Evo Morales, champion autoproclamé du socialisme du XXIe siècle, a nié catégoriquement: «Quel trafic d'influence ? Tout ça est un montage de l'ambassade des Etats-Unis !» Il a d'ailleurs menacé d'expulser l'un des diplomates américains qu'il accuse de «conspiration».

Quoi qu'il en soit, son éviction de la prochaine course à la présidentielle aiguise déjà les appétits dans son camp. L'analyste politique Andrés Torres prédit «des batailles internes pour succéder» à Evo Morales. Mais ce sera «très difficile de trouver un successeur qui ait la même capacité de cohésion», prévient-il.

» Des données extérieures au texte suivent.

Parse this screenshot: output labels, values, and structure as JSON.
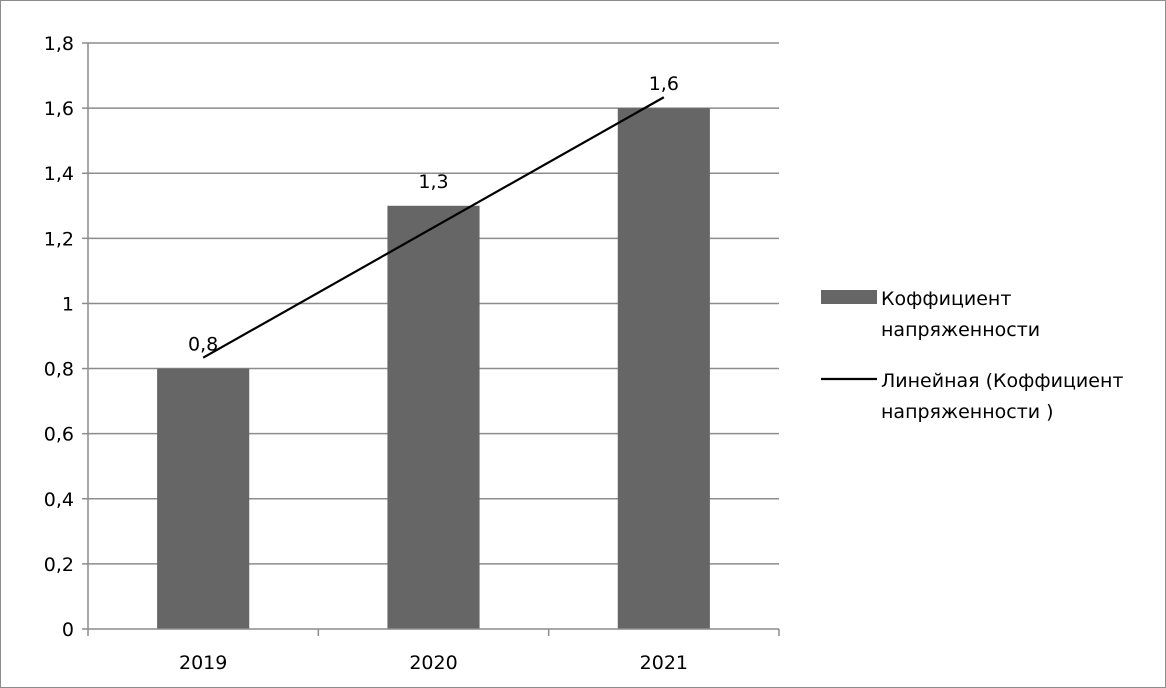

L'ex-candidat Samuel Doria Medina se frotte les mains
Ses succès économiques et son combat en faveur des plus démunis avaient jusqu'à présent entretenu sa popularité. La construction du téléphérique urbain le plus haut et le plus long du monde, premier vrai transport public du pays, la mise en orbite d'un satellite, des résultats tangibles dans la lutte contre la pauvreté et la faim, salués au niveau international, ont transformé la vie quotidienne des Boliviens.

Après le désaveu infligé par les électeurs au président Morales, ses opposants ont organisé des fêtes populaires dans plusieurs villes, comme Santa Cruz (est) et Trinidad (nord-est). Samuel Doria Medina, ex-candidat à l'élection présidentielle, vaincu à deux reprises par M. Morales, se frotte les mains. Pour le chef du Front d'unité nationale (parti de centre gauche), la prochaine tentative sera peut-être la bonne. Il a trois ans pour s'y préparer.